A finished film is the final product of months of meticulous work by a crew of hundreds of creative and technical talents who worked diligently to meet the vision of the director. Shown on the big screen, the film will be seen by audiences as the director intended. But Tom Cruise wants you to know that your ultra-high definition television may be robbing you of some of the magic when you watch the same film in your home.
Cruise, who is filming the sequel to Tony Scott's homage to U.S. Navy fighter pilots, "Top Gun," took a break with "Top Gun: Maverick" director Christopher McQuarrie to explain to Facebook users why films often look so different on their high-def televisions in a short video.

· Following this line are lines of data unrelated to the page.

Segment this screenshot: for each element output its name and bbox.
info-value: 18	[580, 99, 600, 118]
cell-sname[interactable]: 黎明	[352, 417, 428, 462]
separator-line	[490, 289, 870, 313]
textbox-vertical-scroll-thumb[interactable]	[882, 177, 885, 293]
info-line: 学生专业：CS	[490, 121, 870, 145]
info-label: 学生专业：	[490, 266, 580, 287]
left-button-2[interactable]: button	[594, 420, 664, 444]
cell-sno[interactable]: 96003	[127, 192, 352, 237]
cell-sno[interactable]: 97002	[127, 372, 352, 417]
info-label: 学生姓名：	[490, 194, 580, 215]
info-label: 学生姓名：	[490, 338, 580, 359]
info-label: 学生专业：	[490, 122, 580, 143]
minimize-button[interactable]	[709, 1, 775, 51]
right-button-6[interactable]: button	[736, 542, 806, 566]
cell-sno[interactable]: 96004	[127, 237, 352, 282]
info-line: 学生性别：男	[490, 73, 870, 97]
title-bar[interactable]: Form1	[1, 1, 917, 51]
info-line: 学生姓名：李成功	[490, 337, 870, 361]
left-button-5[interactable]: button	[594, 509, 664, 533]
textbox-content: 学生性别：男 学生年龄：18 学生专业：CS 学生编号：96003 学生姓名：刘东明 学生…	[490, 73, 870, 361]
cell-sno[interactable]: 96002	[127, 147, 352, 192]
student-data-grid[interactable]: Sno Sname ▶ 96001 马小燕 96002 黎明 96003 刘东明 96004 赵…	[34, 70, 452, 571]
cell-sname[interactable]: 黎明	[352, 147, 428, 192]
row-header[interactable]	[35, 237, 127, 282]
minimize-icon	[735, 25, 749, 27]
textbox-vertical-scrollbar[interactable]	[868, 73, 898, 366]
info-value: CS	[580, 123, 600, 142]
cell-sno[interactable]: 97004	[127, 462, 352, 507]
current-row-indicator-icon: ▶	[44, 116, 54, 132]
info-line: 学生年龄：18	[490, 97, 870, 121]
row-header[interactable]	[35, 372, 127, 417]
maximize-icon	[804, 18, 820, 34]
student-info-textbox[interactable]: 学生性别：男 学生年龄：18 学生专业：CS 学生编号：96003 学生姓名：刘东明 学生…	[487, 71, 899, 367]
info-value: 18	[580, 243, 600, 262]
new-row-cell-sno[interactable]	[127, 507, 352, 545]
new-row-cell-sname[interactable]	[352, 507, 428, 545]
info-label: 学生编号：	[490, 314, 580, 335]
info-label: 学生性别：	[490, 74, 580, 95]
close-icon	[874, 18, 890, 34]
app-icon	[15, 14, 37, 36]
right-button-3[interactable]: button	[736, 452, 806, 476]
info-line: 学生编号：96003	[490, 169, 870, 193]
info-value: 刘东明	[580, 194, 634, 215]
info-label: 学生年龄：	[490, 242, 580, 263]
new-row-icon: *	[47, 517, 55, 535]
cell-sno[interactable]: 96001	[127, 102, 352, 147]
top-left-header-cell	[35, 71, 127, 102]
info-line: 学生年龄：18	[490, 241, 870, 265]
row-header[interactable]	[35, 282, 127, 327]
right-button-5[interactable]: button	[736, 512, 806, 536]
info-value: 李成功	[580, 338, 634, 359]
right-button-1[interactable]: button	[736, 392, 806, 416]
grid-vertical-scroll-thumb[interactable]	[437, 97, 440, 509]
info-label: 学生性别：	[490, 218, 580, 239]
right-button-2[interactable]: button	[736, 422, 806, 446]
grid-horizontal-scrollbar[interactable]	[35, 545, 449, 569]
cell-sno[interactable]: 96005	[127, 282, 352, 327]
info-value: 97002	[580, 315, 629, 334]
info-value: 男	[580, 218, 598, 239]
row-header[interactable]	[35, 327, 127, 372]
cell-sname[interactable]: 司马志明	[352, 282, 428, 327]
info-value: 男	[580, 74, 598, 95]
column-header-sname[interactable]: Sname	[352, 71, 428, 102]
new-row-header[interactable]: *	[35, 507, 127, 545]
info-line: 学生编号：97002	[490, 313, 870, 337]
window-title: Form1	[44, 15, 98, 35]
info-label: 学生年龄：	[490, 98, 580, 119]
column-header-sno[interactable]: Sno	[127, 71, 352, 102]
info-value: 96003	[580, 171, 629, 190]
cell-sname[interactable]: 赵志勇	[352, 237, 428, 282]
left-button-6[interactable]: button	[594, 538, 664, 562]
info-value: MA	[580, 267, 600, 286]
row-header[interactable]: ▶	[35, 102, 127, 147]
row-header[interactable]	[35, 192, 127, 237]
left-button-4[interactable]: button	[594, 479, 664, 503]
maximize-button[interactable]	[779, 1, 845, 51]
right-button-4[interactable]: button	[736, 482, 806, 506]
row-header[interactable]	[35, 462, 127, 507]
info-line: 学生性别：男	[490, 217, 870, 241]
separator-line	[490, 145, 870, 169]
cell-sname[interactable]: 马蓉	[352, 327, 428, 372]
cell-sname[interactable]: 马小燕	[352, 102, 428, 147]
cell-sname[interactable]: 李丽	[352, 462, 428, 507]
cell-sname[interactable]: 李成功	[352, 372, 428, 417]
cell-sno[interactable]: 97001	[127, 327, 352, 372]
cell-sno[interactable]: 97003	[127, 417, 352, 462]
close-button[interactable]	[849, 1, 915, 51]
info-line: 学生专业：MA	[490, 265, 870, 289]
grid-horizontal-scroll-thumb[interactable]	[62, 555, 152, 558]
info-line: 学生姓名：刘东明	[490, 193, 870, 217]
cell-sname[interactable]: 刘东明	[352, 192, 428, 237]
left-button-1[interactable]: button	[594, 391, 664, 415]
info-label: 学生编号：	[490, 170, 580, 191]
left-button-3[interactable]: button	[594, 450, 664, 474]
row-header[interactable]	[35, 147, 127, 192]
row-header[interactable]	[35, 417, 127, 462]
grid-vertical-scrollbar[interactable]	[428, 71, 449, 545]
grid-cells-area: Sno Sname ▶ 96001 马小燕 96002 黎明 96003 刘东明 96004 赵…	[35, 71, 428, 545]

In the post, Cruise and McQuarrie explain that many of today's high-definition televisions employ a technical trick to smooth out motion blur, called video interpolation. The smoothing effect is great for watching your favorite sporting events, as players and fast moving objects — such as a baseball or a hockey puck — remain sharp and visible.
But when applied to film, where directors intentionally use motion blur to achieve a desired look, the result is a strange viewing experience. Cruise calls it a "soap opera effect," though I've always thought it looks more like you're seeing behind-the-scenes footage.
So, if you're interested in fixing that somewhat disorienting look on your television or understanding why it happens, check out the short video by Cruise and McQuarrie and then head to Google for step-by-step instructions to getting the best viewing experience out of your television.